2. The method of claim 1, wherein, The neural network is a multilayer perceptron neural network net θ .
3. The method of claim 2, wherein, The neural network is a continuously differentiable function πθ(a|s).
4. The method according to claim 1 or 2 or 3, characterized in that, Update the parameters θ using gradient ascent to improve the objective function. Maximum; where, objective function τ is the trajectory, p θ Let (τ) be the probability of generating trajectory τ, and G(τ) be the reward for trajectory τ. t+1 Let s be the state at time t. t Transition to state s at time t+1 t+1 The resulting reward, where T is the trajectory termination time.
5. The method according to claim 1 or 2 or 3, characterized in that, The expected return is Where τ is the trajectory, p θ Let G(τ) be the probability of generating trajectory τ, and let G(τ) be the reward for trajectory τ. For the action at time t of the nth trajectory, Let this be the state of the nth trajectory at time t. Let this be the state of the nth trajectory at time t. This represents a portion of the trajectory of the nth trajectory from time t to time T. The total reward generated for the portion of the trajectory from time t to time T of the nth trajectory is given, where T is the trajectory termination time.

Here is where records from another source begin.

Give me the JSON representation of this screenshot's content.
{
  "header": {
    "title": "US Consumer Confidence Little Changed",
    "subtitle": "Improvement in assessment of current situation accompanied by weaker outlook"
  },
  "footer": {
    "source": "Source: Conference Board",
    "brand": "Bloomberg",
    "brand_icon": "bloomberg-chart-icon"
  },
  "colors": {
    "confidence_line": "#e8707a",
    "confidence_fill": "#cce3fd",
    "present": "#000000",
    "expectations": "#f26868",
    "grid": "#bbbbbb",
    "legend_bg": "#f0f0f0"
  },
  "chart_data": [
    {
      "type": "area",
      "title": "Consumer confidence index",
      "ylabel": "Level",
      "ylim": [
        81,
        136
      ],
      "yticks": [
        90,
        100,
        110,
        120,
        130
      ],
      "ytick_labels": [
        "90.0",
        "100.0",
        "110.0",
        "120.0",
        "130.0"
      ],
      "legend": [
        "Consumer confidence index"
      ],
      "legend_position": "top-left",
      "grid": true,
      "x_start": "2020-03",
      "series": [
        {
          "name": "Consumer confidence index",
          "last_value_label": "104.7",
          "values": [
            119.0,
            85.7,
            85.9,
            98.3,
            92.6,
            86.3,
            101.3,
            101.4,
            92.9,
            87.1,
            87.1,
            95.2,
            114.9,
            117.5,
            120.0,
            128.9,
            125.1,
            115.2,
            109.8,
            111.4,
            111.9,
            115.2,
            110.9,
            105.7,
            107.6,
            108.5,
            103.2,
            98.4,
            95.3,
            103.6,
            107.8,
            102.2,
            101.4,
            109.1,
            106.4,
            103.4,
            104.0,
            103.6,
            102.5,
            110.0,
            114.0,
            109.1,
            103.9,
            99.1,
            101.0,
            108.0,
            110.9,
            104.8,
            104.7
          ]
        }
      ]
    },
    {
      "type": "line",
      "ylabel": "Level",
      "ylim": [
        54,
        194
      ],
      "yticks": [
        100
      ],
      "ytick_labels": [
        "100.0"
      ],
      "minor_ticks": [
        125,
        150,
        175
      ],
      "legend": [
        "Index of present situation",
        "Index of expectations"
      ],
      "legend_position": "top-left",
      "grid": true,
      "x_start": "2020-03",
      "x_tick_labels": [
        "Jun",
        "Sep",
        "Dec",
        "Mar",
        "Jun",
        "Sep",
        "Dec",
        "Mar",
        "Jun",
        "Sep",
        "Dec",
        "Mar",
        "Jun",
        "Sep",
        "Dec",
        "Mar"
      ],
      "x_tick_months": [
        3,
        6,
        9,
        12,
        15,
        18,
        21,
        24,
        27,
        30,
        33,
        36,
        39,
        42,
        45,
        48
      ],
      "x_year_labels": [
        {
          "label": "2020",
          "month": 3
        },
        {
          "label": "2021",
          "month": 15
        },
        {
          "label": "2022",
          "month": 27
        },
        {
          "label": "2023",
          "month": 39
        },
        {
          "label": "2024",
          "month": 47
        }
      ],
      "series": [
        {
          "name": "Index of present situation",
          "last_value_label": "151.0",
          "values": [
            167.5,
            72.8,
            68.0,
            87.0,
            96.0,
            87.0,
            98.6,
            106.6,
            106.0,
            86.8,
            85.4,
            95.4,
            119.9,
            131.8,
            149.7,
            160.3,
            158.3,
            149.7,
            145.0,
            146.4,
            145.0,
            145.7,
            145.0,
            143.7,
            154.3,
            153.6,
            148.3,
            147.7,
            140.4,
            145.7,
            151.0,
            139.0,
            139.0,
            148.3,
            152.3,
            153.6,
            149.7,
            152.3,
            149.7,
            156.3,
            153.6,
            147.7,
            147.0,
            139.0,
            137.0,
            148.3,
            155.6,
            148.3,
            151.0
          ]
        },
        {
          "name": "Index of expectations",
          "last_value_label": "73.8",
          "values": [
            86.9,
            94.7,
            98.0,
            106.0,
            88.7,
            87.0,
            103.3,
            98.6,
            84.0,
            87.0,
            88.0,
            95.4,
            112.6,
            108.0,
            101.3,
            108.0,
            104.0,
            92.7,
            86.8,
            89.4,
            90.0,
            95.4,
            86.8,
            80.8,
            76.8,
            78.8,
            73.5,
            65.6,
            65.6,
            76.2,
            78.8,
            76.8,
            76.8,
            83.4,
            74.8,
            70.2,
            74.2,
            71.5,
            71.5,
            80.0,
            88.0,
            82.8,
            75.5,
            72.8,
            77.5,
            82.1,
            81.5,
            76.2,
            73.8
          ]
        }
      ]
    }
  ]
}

6. A server, characterized by It includes a memory and a processor, the memory storing a computer program configured to be executed by the processor, the computer program including instructions for performing each step of the method of any one of claims 1 to 5.
7. A computer-readable storage medium having a computer program stored thereon, characterized in that, When the computer program is executed by a processor, it implements the steps of the method according to any one of claims 1 to 5.